Ключевые слова
Паклитаксел, наночастицы, in vitro, Jurkat, P-гликопротеин
Введение
Паклитаксел – химиотерапевтическое средство из группы таксанов, которое ингибирует деполимеризацию тубулиновых микротрубочек, замораживая таким образом клетку в метафазе, что приводит к развитию антиангиогенного и антиапоптотического действия. Широкое применение плохо растворимого паклитаксела в онкологии ограничивается высокой токсичностью его лекарственной формы в том числе и за счет добавления растворителя. Паклитаксел является субстратом для Р-гликопротеина, фактора, во многом определяющего множественную лекарственную устойчивость опухолевых клеток [3]. Несмотря на повышенную проницаемость капилляров в опухоли, P-гликопротеин эффективно снижает концентрацию паклитаксела в опухолевых тканях [7]. В связи с этим актуальной проблемой является поиск путей преодоления факторов устойчивости опухолевых клеток и снижения токсичности паклитаксела.
Известно, что включение лекарственных веществ в наноразмерные носители приводит к увеличению внутриклеточной доставки лекарственных веществ, в том числе и в случаях экспрессии в мембранах Р-гликопротеина. Действительно, наночастицы способны подвергаться эндоцитозу, что обеспечивает эффективный внутриклеточный транспорт лекарственных веществ, в том числе субстратов P-гликопротеина, таких как паклитаксел. Эффект повышенной проницаемости новообразованных капилляров опухоли также приводит к накоплению и выходу наночастиц из сосудистого русла в зоне опухолевого роста. Покрытие наночастиц рядом поверхностно-активных веществ ингибирует P-гликопротеин. Наносомальная форма паклитаксела на основе альбуминовых наночастиц несмотря на широкое применение в онкологической практике, незначительно повысила биодоступность и безопасность паклитаксела.

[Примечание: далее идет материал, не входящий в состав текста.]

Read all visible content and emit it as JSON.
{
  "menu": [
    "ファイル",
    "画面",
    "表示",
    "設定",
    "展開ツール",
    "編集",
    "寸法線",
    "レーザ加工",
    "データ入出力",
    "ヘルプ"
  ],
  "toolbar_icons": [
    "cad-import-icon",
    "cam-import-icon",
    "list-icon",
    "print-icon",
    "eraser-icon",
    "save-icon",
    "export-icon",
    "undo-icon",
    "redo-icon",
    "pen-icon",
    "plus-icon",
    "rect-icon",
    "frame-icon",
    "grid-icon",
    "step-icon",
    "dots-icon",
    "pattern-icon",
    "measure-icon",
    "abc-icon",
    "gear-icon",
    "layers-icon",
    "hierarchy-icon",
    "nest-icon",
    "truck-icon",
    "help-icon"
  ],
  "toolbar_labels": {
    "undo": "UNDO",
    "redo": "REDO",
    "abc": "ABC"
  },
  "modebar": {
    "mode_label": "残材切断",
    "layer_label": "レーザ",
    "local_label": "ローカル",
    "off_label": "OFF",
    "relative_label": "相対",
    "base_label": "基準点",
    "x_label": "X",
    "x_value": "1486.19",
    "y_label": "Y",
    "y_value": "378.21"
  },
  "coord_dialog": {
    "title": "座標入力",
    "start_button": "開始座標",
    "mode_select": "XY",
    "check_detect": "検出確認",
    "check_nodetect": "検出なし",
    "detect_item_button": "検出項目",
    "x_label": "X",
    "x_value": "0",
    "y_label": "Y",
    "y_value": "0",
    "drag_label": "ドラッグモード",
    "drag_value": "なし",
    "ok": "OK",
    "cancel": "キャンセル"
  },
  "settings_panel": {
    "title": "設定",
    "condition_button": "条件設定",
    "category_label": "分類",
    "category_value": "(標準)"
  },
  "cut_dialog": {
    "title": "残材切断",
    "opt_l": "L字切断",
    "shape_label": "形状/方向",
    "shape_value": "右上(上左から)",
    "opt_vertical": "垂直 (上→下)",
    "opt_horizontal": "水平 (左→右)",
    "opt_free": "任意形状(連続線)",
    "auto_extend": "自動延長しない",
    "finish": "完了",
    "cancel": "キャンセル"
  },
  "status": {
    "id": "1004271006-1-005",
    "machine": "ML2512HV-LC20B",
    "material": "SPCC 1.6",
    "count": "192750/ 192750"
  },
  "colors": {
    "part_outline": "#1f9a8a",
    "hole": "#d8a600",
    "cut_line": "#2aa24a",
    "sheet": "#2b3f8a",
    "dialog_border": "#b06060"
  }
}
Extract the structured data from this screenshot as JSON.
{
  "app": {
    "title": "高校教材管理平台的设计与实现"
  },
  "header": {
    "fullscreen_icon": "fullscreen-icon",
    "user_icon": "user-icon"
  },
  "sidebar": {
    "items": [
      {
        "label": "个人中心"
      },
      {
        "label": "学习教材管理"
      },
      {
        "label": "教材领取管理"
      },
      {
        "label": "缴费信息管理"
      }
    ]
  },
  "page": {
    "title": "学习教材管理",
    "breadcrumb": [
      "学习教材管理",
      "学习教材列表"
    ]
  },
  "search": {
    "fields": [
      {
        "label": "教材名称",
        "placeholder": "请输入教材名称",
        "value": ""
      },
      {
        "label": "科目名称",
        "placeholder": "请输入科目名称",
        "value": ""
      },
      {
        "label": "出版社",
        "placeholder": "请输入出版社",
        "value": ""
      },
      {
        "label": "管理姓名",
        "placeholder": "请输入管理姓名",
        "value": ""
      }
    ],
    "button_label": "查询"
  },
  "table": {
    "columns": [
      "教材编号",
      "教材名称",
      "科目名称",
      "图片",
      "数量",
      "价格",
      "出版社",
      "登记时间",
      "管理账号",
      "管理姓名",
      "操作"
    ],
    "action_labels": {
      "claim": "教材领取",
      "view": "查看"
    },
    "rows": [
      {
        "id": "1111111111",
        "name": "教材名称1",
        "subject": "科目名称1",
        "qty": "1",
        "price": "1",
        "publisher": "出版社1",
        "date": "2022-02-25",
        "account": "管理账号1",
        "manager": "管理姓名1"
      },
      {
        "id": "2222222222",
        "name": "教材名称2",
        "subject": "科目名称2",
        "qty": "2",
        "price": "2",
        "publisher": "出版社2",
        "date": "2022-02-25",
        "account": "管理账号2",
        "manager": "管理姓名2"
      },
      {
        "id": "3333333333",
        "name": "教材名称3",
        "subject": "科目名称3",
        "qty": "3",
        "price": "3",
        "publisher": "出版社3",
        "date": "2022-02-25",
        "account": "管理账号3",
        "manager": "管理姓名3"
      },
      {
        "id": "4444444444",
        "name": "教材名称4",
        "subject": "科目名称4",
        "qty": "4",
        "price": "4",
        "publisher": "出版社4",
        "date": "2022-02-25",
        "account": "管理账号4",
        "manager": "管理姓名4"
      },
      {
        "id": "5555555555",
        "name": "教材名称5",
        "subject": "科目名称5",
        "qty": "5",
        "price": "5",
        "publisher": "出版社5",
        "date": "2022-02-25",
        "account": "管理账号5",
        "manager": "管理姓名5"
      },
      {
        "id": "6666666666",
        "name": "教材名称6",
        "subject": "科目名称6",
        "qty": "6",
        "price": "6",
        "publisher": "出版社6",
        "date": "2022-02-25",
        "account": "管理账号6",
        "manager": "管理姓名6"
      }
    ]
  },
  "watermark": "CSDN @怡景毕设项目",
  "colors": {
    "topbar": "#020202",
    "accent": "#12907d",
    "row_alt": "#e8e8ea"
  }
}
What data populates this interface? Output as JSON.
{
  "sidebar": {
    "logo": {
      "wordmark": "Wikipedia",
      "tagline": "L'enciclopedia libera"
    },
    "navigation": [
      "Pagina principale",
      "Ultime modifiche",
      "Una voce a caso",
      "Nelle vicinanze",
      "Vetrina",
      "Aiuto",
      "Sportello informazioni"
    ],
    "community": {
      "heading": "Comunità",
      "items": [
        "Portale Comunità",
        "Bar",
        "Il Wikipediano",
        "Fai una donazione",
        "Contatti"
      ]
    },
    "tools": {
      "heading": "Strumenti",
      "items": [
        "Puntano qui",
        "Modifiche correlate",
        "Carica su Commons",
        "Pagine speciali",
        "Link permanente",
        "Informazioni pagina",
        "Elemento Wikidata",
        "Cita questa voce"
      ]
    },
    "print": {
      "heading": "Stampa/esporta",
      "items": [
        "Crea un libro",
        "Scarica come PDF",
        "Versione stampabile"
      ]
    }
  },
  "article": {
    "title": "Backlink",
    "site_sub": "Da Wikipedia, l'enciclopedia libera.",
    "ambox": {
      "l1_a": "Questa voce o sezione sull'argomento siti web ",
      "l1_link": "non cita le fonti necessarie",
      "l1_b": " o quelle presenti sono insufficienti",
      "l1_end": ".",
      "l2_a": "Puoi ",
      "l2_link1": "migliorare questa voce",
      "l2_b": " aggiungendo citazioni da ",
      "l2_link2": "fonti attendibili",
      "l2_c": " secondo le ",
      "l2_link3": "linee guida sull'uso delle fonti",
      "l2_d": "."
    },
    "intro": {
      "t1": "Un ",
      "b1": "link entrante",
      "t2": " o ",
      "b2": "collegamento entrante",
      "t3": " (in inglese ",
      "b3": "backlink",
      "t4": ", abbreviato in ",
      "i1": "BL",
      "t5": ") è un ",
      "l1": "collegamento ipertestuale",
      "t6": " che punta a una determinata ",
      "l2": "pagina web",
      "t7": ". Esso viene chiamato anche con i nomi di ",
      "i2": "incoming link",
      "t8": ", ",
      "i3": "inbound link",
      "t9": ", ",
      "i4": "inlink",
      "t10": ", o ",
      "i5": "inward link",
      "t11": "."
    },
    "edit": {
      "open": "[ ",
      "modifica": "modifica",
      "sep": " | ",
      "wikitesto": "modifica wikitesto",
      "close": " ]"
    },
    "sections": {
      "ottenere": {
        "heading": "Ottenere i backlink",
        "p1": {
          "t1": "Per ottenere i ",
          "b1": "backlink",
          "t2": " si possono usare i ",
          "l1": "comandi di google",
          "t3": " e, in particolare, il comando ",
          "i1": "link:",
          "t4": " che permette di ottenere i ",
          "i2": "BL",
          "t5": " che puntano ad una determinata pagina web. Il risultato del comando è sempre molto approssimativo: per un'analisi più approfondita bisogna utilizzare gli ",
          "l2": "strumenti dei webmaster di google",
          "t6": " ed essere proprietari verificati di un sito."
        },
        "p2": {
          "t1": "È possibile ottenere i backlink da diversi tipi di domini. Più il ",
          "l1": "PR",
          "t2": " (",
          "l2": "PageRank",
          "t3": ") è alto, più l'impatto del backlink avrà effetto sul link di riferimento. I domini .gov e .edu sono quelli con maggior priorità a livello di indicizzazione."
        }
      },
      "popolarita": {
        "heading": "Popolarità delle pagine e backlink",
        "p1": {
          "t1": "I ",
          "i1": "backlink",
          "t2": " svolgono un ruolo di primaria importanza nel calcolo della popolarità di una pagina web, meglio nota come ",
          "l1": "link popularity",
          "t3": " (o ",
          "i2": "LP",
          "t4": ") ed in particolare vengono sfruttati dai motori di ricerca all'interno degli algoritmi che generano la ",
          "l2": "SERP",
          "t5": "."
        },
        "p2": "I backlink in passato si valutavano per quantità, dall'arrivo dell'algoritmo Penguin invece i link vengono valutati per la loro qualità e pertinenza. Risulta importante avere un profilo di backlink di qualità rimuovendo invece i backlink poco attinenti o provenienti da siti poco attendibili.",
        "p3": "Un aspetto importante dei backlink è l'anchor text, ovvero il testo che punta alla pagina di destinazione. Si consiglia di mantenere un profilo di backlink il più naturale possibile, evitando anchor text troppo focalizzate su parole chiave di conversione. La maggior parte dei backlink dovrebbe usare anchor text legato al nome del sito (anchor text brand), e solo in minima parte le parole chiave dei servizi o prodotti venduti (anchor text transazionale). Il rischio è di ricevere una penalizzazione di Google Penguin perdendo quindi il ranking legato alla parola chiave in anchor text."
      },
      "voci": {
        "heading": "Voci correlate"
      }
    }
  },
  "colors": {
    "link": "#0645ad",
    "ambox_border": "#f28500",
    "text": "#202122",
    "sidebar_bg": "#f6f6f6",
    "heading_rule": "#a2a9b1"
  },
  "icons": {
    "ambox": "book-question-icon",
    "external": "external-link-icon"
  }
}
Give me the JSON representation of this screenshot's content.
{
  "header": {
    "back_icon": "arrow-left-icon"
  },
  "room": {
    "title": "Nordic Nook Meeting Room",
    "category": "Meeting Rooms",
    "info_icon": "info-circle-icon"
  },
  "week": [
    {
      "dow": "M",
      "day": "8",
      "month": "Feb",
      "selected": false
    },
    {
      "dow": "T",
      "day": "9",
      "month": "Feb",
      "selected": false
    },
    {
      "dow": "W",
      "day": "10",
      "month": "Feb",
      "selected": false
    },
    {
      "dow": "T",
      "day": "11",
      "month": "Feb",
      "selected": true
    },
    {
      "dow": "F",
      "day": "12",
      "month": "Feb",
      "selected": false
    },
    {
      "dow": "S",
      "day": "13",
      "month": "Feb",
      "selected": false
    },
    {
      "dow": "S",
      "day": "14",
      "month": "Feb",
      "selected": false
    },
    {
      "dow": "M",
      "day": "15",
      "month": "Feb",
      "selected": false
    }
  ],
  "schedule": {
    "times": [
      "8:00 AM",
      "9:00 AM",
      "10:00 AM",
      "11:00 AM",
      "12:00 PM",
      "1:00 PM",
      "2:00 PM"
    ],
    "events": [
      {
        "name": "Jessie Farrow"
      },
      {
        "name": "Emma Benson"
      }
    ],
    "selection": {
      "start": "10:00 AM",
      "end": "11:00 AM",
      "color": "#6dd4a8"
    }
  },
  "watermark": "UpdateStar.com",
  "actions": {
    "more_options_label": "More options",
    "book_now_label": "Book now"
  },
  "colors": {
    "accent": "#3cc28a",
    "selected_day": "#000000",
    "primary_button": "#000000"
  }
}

Одними из наиболее широко применяемых материалов, используемых для получения наночастиц, являются сополимеры молочной и гликолевой кислот (ПЛГА). Это биодеградируемые и биосовместимые полимеры; наночастицы на их основе обеспечивают эффективную сорбцию и контролируемое высвобождение лекарственных веществ. Имеются работы, в которых описано получение микро-, наночастиц с паклитакселом, в том числе, на основе ПЛГА, продемонстрирована их биологическая активность in vitro, in vivo [9,10]. Вместе с тем, в ряде работ наночастицы на основе ПЛГА сами по себе не повышали эффективность паклитаксела. Так, в работе М. Chavanpatil и соавт. (2006) цитотоксический эффект паклитаксел-содержащих наночастиц был продемонстрирован только в присутствии ингибиторов P-гликопротеина [1]. В связи с этим оправданно включение в состав лекарственной формы поверхностно-активных веществ – ингибиторов P-гликопротеина, таких как полисорбат 80.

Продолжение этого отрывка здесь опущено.